彼はなんといっても“別次元のワードセンス”“異様で不敵なオーラ”“特出した個性”といった面で他のラッパーとは一線を画します。一回戦から敗れた準々決勝まで、大会を大いに盛り上げていました。そしてバトル以外のパフォーマンスでは本当に笑わしてもらいました。笑

UMBのPODCASTで晋平太は、「呂布カルマが本大会のMVP」というような発言をしていました。本戦後のツイッター上でも、「呂布カルマが優勝だろ」といったつぶやきが多かったです。

というのも「本大会一番の物議を醸した試合」呂布カルマ vs R指定があったからでしょう。

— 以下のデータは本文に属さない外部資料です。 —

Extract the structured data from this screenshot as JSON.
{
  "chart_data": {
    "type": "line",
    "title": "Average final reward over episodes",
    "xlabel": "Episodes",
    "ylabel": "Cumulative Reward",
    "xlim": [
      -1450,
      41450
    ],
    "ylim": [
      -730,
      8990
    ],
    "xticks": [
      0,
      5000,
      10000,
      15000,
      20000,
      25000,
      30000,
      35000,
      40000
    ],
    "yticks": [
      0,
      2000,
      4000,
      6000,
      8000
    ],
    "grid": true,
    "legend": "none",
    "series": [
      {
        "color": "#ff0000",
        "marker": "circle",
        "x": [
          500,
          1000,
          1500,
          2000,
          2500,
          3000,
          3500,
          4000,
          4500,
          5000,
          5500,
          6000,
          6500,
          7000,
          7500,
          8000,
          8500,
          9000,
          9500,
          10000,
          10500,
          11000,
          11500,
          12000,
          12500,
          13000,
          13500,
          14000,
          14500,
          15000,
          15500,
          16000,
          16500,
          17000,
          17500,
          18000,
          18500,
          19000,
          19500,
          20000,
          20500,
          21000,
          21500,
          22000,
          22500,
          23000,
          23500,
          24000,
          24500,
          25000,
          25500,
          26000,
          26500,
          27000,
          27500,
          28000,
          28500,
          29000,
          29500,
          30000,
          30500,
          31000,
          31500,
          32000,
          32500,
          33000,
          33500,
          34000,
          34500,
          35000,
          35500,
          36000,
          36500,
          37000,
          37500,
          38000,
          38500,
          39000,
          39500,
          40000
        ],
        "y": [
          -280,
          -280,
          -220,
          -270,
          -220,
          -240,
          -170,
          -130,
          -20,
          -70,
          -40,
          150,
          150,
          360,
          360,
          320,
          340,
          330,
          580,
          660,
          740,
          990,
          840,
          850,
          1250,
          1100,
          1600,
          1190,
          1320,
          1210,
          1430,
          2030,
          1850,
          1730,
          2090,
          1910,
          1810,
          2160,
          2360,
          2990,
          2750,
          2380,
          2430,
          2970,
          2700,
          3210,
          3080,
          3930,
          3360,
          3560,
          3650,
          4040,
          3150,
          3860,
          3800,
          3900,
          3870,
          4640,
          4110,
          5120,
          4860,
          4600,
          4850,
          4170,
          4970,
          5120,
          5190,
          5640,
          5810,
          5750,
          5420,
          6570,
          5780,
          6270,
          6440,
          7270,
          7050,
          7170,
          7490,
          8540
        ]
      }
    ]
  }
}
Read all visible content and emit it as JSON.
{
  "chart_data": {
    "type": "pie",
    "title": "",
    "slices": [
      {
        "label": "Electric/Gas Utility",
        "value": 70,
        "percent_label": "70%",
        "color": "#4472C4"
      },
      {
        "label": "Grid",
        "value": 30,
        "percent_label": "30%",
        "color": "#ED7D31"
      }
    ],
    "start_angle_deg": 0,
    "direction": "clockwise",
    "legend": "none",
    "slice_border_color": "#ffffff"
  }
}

【R指定 vs 呂布カルマ】のバトルリリックはこちら

正直、この試合内容だけを見て「勝者R指定」という判定を聞いても、そこまで違和感がないように思います。もちろん、勝負はほぼ五分五分なので「延長」となるのが一番納得感はありますが。

この勝負は本当に好みの問題で、完全に評価が二手に別れると思います。が、それだけに内容だけ見るとどちらが勝ちでも不思議ではないかなと思います。

ただ、判定の際のオーディエンスの声の大きさ、これはDVDで聞くと、本当に互角の大きさに聞こえます(もしくは呂布カルマの方が大きかった?)。そして、R指定の勝利が決まった後のブーイングの声も本当に多かったです。

もちろん、DVDとステージから聞こえる声の大きさは異なると思いますが、この判定の声を聞いてしまうと、「この試合は延長にすべきだった」と言わざるを得ません。なにより“疑惑の判定で勝ってしまったR指定”が不憫すぎます。勝ち判定後のもやもや感満載のR指定の顔が印象的でした。

先週のpodcastのR指定インタビューでも「その後の試合でも引きずった」と言っていました。また会場のR指定ヘイターも間違いなく増えてしまったでしょう。R指定のためにも、呂布カルマのためにも、そして観客のためにも、この試合は延長にして欲しかったなと、思いました。

まぁ、それは別にしても、純粋にこの対決でもう一試合見たかったです。王者R指定にここまでのダメージを残した呂布カルマ。本大会で最も殺傷能力の高いMCだったと私は思います。



さぁ、まだまだ書きたいMC、大活躍したMCは多々いますが、今回はこのへんで。次回も引き続き【UMB 2014】について書きたいと思います。お楽しみに。

ではでは。

【UMB2014特集Part2】はこちら

[追記]2回に分けて記事にするつもりでしたが、書きたいことが多すぎて3回になりました。ご了承ください。